The sticky story of busy
We are often told that busyness is required in the work we do. Busy people are the people who work hard and get stuff done. Lots of us believe this story. We say with martyr-like pride, ‘I haven’t had a weekend in f.o.r.e.v.e.r.’
Just because it sticks doesn’t make it true. We want focused not busy; busy is not focused on anything. Busy is irresponsible.
First things first, second things never
The things that matter most must never be at the mercy of the things that matter least.
Focus divides work into two main areas: what matters most and everything else. What matters most gets in the diary, everything else does not. Now all this talk may make you feel a little nauseous. The idea of not emptying your inbox gives you a lip twitch. But most of those urgent calls, emails, those ‘do you have a moment, moments’, are distractions. The task bouncing from one colleague to the next is not your ball. Drop it. Drop that ball.
Put the most important time in your diary first: the hours with loved ones, friends, hobbies and self. The quantity of time spent in these areas really matter and should not be compromised; it is the quality of time in your work life that should be your focus. You do not need more than thirty seven hours in full time work, to do an excellent job.
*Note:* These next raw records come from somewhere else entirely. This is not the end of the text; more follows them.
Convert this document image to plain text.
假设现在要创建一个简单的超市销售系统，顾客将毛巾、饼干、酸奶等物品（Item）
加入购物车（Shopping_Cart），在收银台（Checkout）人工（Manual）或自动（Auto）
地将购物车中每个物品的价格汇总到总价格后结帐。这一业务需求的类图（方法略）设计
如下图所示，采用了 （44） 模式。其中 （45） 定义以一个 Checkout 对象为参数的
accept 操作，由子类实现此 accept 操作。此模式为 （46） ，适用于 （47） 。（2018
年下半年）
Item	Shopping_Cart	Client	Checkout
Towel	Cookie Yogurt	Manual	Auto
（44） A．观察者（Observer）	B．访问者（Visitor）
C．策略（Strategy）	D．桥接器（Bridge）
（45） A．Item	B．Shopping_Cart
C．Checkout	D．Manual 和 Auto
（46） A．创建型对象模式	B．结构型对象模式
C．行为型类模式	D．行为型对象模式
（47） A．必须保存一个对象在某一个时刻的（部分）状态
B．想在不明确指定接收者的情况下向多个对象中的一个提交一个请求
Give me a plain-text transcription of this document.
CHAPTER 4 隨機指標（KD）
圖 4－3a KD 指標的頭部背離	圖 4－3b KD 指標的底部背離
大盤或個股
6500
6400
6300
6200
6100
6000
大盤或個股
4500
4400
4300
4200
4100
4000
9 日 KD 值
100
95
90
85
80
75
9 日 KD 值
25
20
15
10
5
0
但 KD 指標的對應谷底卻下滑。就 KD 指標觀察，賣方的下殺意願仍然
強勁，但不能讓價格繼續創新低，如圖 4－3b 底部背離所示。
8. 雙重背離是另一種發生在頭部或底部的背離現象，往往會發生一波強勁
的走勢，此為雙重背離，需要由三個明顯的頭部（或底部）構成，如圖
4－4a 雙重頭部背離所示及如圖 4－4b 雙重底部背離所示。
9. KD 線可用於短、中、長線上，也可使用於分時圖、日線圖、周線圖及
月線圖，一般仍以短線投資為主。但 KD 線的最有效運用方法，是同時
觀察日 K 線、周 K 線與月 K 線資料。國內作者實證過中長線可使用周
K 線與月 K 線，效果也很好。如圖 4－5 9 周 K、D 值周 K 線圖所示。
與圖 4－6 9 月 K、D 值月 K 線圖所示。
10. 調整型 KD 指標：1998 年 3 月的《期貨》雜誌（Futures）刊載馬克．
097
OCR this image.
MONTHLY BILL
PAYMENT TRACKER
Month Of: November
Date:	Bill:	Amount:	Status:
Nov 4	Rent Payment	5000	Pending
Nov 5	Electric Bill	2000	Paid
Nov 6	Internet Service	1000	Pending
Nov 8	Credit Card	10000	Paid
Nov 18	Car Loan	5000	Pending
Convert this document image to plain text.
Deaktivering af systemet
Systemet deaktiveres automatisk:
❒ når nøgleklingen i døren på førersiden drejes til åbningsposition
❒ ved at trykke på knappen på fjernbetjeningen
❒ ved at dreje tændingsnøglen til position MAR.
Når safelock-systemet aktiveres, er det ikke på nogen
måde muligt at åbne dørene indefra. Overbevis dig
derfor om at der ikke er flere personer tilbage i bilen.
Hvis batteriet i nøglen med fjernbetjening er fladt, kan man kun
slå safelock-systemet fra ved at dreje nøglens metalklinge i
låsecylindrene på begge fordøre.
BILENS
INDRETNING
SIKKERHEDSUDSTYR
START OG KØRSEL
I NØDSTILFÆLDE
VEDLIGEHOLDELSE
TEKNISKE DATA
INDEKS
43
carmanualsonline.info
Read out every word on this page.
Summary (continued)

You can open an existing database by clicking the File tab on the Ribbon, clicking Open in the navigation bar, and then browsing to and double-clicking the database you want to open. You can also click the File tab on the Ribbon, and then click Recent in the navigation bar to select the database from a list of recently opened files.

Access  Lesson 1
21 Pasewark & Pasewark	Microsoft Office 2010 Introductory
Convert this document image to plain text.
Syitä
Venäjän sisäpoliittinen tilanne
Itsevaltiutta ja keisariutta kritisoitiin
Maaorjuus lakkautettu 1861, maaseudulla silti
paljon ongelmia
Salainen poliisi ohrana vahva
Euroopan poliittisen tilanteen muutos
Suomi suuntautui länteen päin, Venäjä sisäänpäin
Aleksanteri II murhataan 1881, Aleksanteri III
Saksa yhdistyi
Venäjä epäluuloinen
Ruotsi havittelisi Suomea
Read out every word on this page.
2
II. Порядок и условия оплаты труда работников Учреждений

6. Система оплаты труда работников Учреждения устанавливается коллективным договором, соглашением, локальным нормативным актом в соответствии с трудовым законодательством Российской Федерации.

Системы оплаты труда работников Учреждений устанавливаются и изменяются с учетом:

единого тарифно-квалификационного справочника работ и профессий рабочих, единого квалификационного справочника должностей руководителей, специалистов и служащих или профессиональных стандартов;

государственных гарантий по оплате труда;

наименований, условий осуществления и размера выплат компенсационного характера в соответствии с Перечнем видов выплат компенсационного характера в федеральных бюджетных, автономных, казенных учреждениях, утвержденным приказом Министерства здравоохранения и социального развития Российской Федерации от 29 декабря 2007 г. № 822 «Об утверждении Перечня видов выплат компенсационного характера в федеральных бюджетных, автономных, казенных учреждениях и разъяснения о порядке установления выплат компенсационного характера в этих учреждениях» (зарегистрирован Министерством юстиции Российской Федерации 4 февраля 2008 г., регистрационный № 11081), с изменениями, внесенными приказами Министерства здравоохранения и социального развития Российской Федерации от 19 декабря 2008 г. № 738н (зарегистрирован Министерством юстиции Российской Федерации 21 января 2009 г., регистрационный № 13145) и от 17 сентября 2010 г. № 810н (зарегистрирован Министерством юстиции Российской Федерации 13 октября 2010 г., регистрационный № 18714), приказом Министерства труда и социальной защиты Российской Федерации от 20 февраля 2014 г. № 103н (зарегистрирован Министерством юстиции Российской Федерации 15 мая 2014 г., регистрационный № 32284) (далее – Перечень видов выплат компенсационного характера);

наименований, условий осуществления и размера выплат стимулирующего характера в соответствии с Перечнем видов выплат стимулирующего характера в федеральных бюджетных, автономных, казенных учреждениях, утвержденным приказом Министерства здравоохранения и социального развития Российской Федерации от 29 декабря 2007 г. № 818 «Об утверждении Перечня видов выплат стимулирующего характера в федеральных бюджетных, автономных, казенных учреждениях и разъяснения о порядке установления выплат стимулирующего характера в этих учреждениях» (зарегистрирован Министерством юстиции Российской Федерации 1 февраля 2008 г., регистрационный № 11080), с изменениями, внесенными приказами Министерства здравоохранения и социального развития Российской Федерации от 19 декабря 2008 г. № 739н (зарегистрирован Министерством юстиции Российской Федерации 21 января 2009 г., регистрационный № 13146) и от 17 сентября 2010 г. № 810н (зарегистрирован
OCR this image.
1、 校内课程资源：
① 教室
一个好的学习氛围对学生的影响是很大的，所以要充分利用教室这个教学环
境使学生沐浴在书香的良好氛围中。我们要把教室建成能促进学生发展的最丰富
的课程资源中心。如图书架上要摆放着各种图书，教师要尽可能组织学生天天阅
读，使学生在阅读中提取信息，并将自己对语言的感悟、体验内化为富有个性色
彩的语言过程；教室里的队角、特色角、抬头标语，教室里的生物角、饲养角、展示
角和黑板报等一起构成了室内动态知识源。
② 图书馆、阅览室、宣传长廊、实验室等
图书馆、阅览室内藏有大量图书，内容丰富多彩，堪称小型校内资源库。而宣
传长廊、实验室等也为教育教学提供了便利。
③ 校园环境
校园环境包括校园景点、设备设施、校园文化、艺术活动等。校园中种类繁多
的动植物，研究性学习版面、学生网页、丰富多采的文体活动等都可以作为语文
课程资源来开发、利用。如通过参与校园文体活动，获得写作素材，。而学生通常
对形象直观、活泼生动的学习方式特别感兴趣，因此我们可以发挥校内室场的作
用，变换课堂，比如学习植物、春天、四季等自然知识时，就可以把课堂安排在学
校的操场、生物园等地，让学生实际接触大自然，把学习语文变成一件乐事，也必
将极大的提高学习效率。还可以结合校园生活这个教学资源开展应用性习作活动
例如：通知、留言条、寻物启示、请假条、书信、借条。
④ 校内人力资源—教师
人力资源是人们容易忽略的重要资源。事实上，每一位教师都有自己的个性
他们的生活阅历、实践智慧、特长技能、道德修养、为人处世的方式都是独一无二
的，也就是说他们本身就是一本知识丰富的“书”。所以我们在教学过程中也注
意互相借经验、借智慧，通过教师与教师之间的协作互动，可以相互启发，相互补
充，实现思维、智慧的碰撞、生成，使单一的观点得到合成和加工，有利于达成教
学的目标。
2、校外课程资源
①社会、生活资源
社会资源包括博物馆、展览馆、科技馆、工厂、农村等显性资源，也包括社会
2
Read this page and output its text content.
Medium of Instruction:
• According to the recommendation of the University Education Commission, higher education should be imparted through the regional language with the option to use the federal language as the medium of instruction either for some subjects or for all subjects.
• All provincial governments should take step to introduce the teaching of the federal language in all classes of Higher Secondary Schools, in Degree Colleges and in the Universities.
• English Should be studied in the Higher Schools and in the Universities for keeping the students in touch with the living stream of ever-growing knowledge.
Where we end up, largely depends on what we do regularly. Thinking about the consequences can help you to decide what to prioritise. For every new opportunity think about what are the potential consequences of doing/not doing this. If there are large potential positive consequences it goes in the diary; everything else stays out.
Follow the energy. When work gives us energy, we are healthier, happier people. When work saps our energy we are miserable and tired. Our bodies tell us how much energy we have. Listen to your body. When the body shuts down the brain does not work.
Take a look at your diary; who/what is sucking the life out of it? What are the consequences of not doing that? If very little, boot them out immediately. Tasks/people you must engage with can be moved to a time when your energy is at its best. For example: move the funding application after a 1-to-1 that makes you feel unstoppable.
This is not only about removing tasks/people, it is about putting more energy boosting stuff in. Who are the people/tasks that give you energy and great returns? Prioritise them and build your diary around them.
The Pareto principle is named after the economist Vilfredo Pareto.
Here he is:
Not only did Vilfredo have an amazing beard, he was also effective at making equations. The Pareto principle equation, demonstrates the unequal relationship between effort and outcomes. Pareto tells us that 20 percent of all activities result in 80 percent of all outcomes. So, if you have a list of 10 things to do, 2 of the tasks are worth as much, or more than the other 8 put together. Identify those 20 percent tasks. This means prioritising planning before jumping in. Do not commit to any work when the top 20 percent of tasks are unfinished.
Take control of your life
Get out your diary and answer the following questions:
- Why have I been selected for this work and what is expected of me?
- Who/what has been in your diary the most over the past three months? Does that feel right to you?
- What are my highest value/consequence driven activities?
- What can only I do that will make a real difference to the team/work?
Go through and prioritise high energy, big consequence tasks for the next 6 weeks. Make a plan on how this work will be accomplished in order of priority. When are you going to do this task and how long will it take? If it is not in the diary, it is not going to happen. Finally, tick off achievements throughout the day; you are getting what matters most done.